Enone, Vienna, van Ghelen, 1729-1730

 SCENA VII
 
 ENONE e poi PARIDE con guardie
 
 ENONE
 Di un vano minacciar, forti miei sdegni,
 ridetevi. Già passa
 dal tempio al ceppo il vostro
1030nemico. Priamo è giusto,
 implacabile Enon. S’anche in suo scampo
 tutto congiuri, io sola
 basto a perderlo... O dei! (Vedutosi nel rivoltarsi vicino Paride, vuol fuggirsene; ma vien fermata da lui)
 PARIDE
                                                 Fermati...
 ENONE
                                                                      Lascia...
 PARIDE
 Pria ch’io vada a morir...
 ENONE
                                                Lasciami, iniquo...
 PARIDE
1035Non privare un tuo sguardo
 d’un fier diletto.
 ENONE
                                 Mel darà il tuo sangue.
 PARIDE
 Quel guardo in nuova pena
 mi fia...
 ENONE
                  Nemmen per pena ei ti si deve.
 PARIDE
 Col negarlo, un indugio
1040frapponi al mio destin. Mirami e parto.
 ENONE
 Su via. Prendilo e vanne.
 Ahimè! (Lo guarda e subito altrove rivolgesi ma stendendo il braccio, come in atto di rispignerlo, dà campo a Paride di prenderle la mano e poi di gettarsele a’ piedi)
 PARIDE
                   Ma a le tue piante,
 bella nemica mia, sposa nol dico,
 mi trovi e poi m’uccida. (Enone piagne)
1045Care lagrime! Oh! Foste
 spremute da pietà. Morrei contento.
 ENONE
 Pietà, sì, da quest’occhi a me le spreme
 ma non per te. Niso infelice! È forza
 che a l’ombra tua le sparga
1050in faccia al tuo uccisor. Ma tu, che sotto
 lusinghevole aspetto
 nudrivi un falso cor, perché ugualmente
 trofeo di tua fierezza esser dovesse
 il tuo sangue e ’l mio pianto,
1055non attender da me che t’accompagni
 nemmeno al tuo supplizio un mio sospiro.
 Con le mie furie a canto
 vanne... (Siate ora forti, o mie giust’ire).
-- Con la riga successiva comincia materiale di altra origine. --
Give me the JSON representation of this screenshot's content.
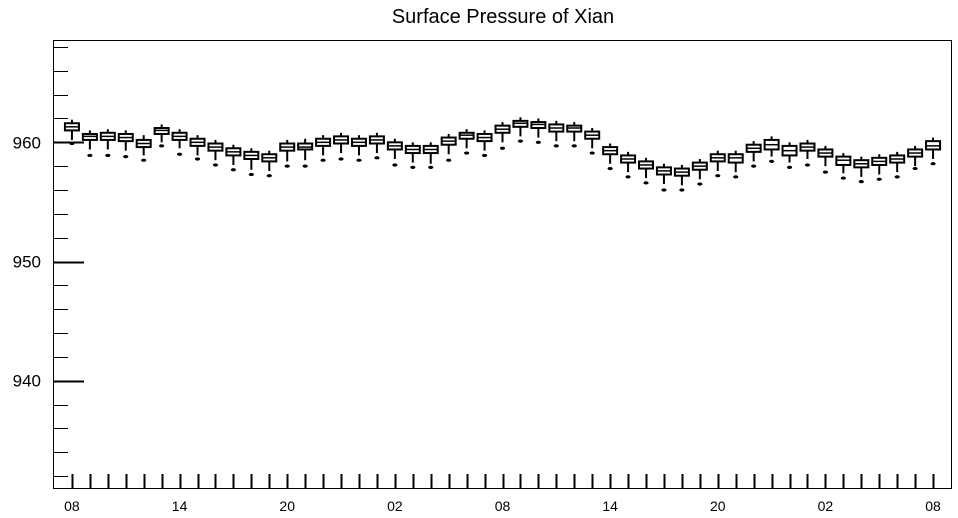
{
  "chart_data": {
    "type": "box",
    "title": "Surface Pressure of Xian",
    "xlabel": "",
    "ylabel": "",
    "ylim": [
      931,
      968.5
    ],
    "yticks": [
      940,
      950,
      960
    ],
    "xticks": [
      "08",
      "14",
      "20",
      "02",
      "08",
      "14",
      "20",
      "02",
      "08"
    ],
    "xtick_positions": [
      0,
      6,
      12,
      18,
      24,
      30,
      36,
      42,
      48
    ],
    "x_range": [
      -1,
      49
    ],
    "grid": false,
    "legend": "none",
    "series": [
      {
        "boxes": [
          {
            "x": 0,
            "q1": 961.0,
            "median": 961.3,
            "q3": 961.6,
            "low": 960.2,
            "high": 961.9,
            "outlier": 959.9
          },
          {
            "x": 1,
            "q1": 960.2,
            "median": 960.5,
            "q3": 960.7,
            "low": 959.4,
            "high": 961.0,
            "outlier": 958.9
          },
          {
            "x": 2,
            "q1": 960.2,
            "median": 960.5,
            "q3": 960.8,
            "low": 959.4,
            "high": 961.1,
            "outlier": 958.9
          },
          {
            "x": 3,
            "q1": 960.1,
            "median": 960.4,
            "q3": 960.7,
            "low": 959.3,
            "high": 961.0,
            "outlier": 958.8
          },
          {
            "x": 4,
            "q1": 959.6,
            "median": 959.9,
            "q3": 960.2,
            "low": 958.9,
            "high": 960.6,
            "outlier": 958.5
          },
          {
            "x": 5,
            "q1": 960.7,
            "median": 961.0,
            "q3": 961.2,
            "low": 960.0,
            "high": 961.5,
            "outlier": 959.7
          },
          {
            "x": 6,
            "q1": 960.2,
            "median": 960.5,
            "q3": 960.8,
            "low": 959.5,
            "high": 961.1,
            "outlier": 959.0
          },
          {
            "x": 7,
            "q1": 959.7,
            "median": 960.0,
            "q3": 960.3,
            "low": 958.9,
            "high": 960.6,
            "outlier": 958.6
          },
          {
            "x": 8,
            "q1": 959.3,
            "median": 959.6,
            "q3": 959.9,
            "low": 958.5,
            "high": 960.2,
            "outlier": 958.1
          },
          {
            "x": 9,
            "q1": 958.9,
            "median": 959.2,
            "q3": 959.5,
            "low": 958.1,
            "high": 959.8,
            "outlier": 957.7
          },
          {
            "x": 10,
            "q1": 958.6,
            "median": 958.9,
            "q3": 959.2,
            "low": 957.7,
            "high": 959.5,
            "outlier": 957.3
          },
          {
            "x": 11,
            "q1": 958.4,
            "median": 958.7,
            "q3": 959.0,
            "low": 957.6,
            "high": 959.3,
            "outlier": 957.2
          },
          {
            "x": 12,
            "q1": 959.3,
            "median": 959.6,
            "q3": 959.9,
            "low": 958.4,
            "high": 960.2,
            "outlier": 958.0
          },
          {
            "x": 13,
            "q1": 959.4,
            "median": 959.6,
            "q3": 959.9,
            "low": 958.5,
            "high": 960.3,
            "outlier": 958.0
          },
          {
            "x": 14,
            "q1": 959.7,
            "median": 960.0,
            "q3": 960.3,
            "low": 958.9,
            "high": 960.6,
            "outlier": 958.5
          },
          {
            "x": 15,
            "q1": 959.9,
            "median": 960.2,
            "q3": 960.5,
            "low": 959.1,
            "high": 960.8,
            "outlier": 958.6
          },
          {
            "x": 16,
            "q1": 959.7,
            "median": 960.0,
            "q3": 960.3,
            "low": 958.9,
            "high": 960.6,
            "outlier": 958.5
          },
          {
            "x": 17,
            "q1": 959.9,
            "median": 960.2,
            "q3": 960.5,
            "low": 959.1,
            "high": 960.8,
            "outlier": 958.7
          },
          {
            "x": 18,
            "q1": 959.4,
            "median": 959.7,
            "q3": 960.0,
            "low": 958.6,
            "high": 960.3,
            "outlier": 958.1
          },
          {
            "x": 19,
            "q1": 959.1,
            "median": 959.4,
            "q3": 959.7,
            "low": 958.3,
            "high": 960.0,
            "outlier": 957.9
          },
          {
            "x": 20,
            "q1": 959.1,
            "median": 959.4,
            "q3": 959.7,
            "low": 958.2,
            "high": 960.0,
            "outlier": 957.9
          },
          {
            "x": 21,
            "q1": 959.8,
            "median": 960.1,
            "q3": 960.4,
            "low": 959.0,
            "high": 960.7,
            "outlier": 958.5
          },
          {
            "x": 22,
            "q1": 960.3,
            "median": 960.6,
            "q3": 960.8,
            "low": 959.5,
            "high": 961.1,
            "outlier": 959.1
          },
          {
            "x": 23,
            "q1": 960.1,
            "median": 960.4,
            "q3": 960.7,
            "low": 959.3,
            "high": 961.0,
            "outlier": 958.9
          },
          {
            "x": 24,
            "q1": 960.8,
            "median": 961.1,
            "q3": 961.4,
            "low": 960.0,
            "high": 961.7,
            "outlier": 959.5
          },
          {
            "x": 25,
            "q1": 961.3,
            "median": 961.6,
            "q3": 961.8,
            "low": 960.5,
            "high": 962.1,
            "outlier": 960.1
          },
          {
            "x": 26,
            "q1": 961.2,
            "median": 961.5,
            "q3": 961.7,
            "low": 960.4,
            "high": 962.0,
            "outlier": 960.0
          },
          {
            "x": 27,
            "q1": 960.9,
            "median": 961.2,
            "q3": 961.5,
            "low": 960.1,
            "high": 961.8,
            "outlier": 959.7
          },
          {
            "x": 28,
            "q1": 960.9,
            "median": 961.2,
            "q3": 961.4,
            "low": 960.1,
            "high": 961.7,
            "outlier": 959.7
          },
          {
            "x": 29,
            "q1": 960.3,
            "median": 960.6,
            "q3": 960.9,
            "low": 959.5,
            "high": 961.2,
            "outlier": 959.1
          },
          {
            "x": 30,
            "q1": 959.0,
            "median": 959.3,
            "q3": 959.6,
            "low": 958.2,
            "high": 959.9,
            "outlier": 957.8
          },
          {
            "x": 31,
            "q1": 958.3,
            "median": 958.6,
            "q3": 958.9,
            "low": 957.5,
            "high": 959.2,
            "outlier": 957.1
          },
          {
            "x": 32,
            "q1": 957.8,
            "median": 958.1,
            "q3": 958.4,
            "low": 957.0,
            "high": 958.7,
            "outlier": 956.6
          },
          {
            "x": 33,
            "q1": 957.3,
            "median": 957.6,
            "q3": 957.9,
            "low": 956.5,
            "high": 958.2,
            "outlier": 956.0
          },
          {
            "x": 34,
            "q1": 957.2,
            "median": 957.5,
            "q3": 957.8,
            "low": 956.4,
            "high": 958.1,
            "outlier": 956.0
          },
          {
            "x": 35,
            "q1": 957.7,
            "median": 958.0,
            "q3": 958.3,
            "low": 956.9,
            "high": 958.6,
            "outlier": 956.5
          },
          {
            "x": 36,
            "q1": 958.4,
            "median": 958.7,
            "q3": 959.0,
            "low": 957.6,
            "high": 959.3,
            "outlier": 957.2
          },
          {
            "x": 37,
            "q1": 958.3,
            "median": 958.7,
            "q3": 959.0,
            "low": 957.5,
            "high": 959.3,
            "outlier": 957.1
          },
          {
            "x": 38,
            "q1": 959.2,
            "median": 959.5,
            "q3": 959.8,
            "low": 958.4,
            "high": 960.1,
            "outlier": 958.0
          },
          {
            "x": 39,
            "q1": 959.4,
            "median": 959.8,
            "q3": 960.2,
            "low": 958.8,
            "high": 960.5,
            "outlier": 958.4
          },
          {
            "x": 40,
            "q1": 958.9,
            "median": 959.3,
            "q3": 959.7,
            "low": 958.3,
            "high": 960.0,
            "outlier": 957.9
          },
          {
            "x": 41,
            "q1": 959.3,
            "median": 959.6,
            "q3": 959.9,
            "low": 958.6,
            "high": 960.2,
            "outlier": 958.1
          },
          {
            "x": 42,
            "q1": 958.8,
            "median": 959.1,
            "q3": 959.4,
            "low": 958.0,
            "high": 959.7,
            "outlier": 957.5
          },
          {
            "x": 43,
            "q1": 958.1,
            "median": 958.5,
            "q3": 958.8,
            "low": 957.4,
            "high": 959.1,
            "outlier": 957.0
          },
          {
            "x": 44,
            "q1": 957.9,
            "median": 958.2,
            "q3": 958.5,
            "low": 957.1,
            "high": 958.8,
            "outlier": 956.7
          },
          {
            "x": 45,
            "q1": 958.1,
            "median": 958.4,
            "q3": 958.7,
            "low": 957.3,
            "high": 959.0,
            "outlier": 956.9
          },
          {
            "x": 46,
            "q1": 958.3,
            "median": 958.6,
            "q3": 958.9,
            "low": 957.5,
            "high": 959.2,
            "outlier": 957.1
          },
          {
            "x": 47,
            "q1": 958.8,
            "median": 959.1,
            "q3": 959.4,
            "low": 958.0,
            "high": 959.7,
            "outlier": 957.8
          },
          {
            "x": 48,
            "q1": 959.4,
            "median": 959.7,
            "q3": 960.1,
            "low": 958.6,
            "high": 960.4,
            "outlier": 958.2
          }
        ]
      }
    ]
  }
}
 Vanne... Sì, lo dirò... Vanne a morire.
 PARIDE
1060Crudel, pur lo dicesti; e pur del fiero (Si leva)
 labbro ti uscì la ria condanna. Enone,
 consorte, addio. Tu, dopo estinto, almeno
 perdonami. Finisca
 l’odio tuo sul mio sasso; e di’ talvolta:
1065«Paride l’infelice
 mi offese ma costretto.
 Errò; ma fu destin. N’ebbe il gastigo;
 ma ’l seguiro a la tomba amore e fede;
 e se non si opponean gli astri nemici,
1070lunghi vivuti avremmo,
 ei mio sposo ed io sua, giorni felici».
 ENONE
 O per mio fato e per tua colpa, o sempre
 funesto a la mia pace,
 che pretendi? Che vuoi? Nel fratricida
1075far ch’io abborra lo sposo? O ne lo sposo
 far ch’ami il fratricida? Ah! Se a l’amore
 luogo più non riman per l’innocenza,
 lasciala a l’odio mio. Suoni di Niso
 su la tua bocca il nome.
1080Mostrami l’atra scure. Il tronco capo
 recami e ’l sangue suo. De’ tuoi fa’ pompa
 vili spergiuri. Irrita il mio dolore.
 Ma taci l’imeneo, taci l’amore.
 Che dissi? Anzi l’amore
1085e l’imeneo rammenta
 ed il talamo ancora e l’ara e i numi.
 Tutto i tuoi falli e tutto
 aggrava il mio furor. Che mai di peggio
 fatto avresti nemico
1090di quel che amante e sposo? Il meritava
 la mia fede? Il mio amor? Posi in obblio
 per te impero di padre,
 per te minacce di destin. Per sempre
 pace m’hai tolto e spene.
1095Vanne a morir. Non finirà, già ’l sento,
 né pur con la tua morte il mio tormento.
 PARIDE
 
    Vado, o sposa. Un guardo irato
 dammi ancora e vado a morte.
 
    Oh! Foss’egli sì spietato
1100che bastasse a tormi vita,
 per tua gloria e per mia sorte.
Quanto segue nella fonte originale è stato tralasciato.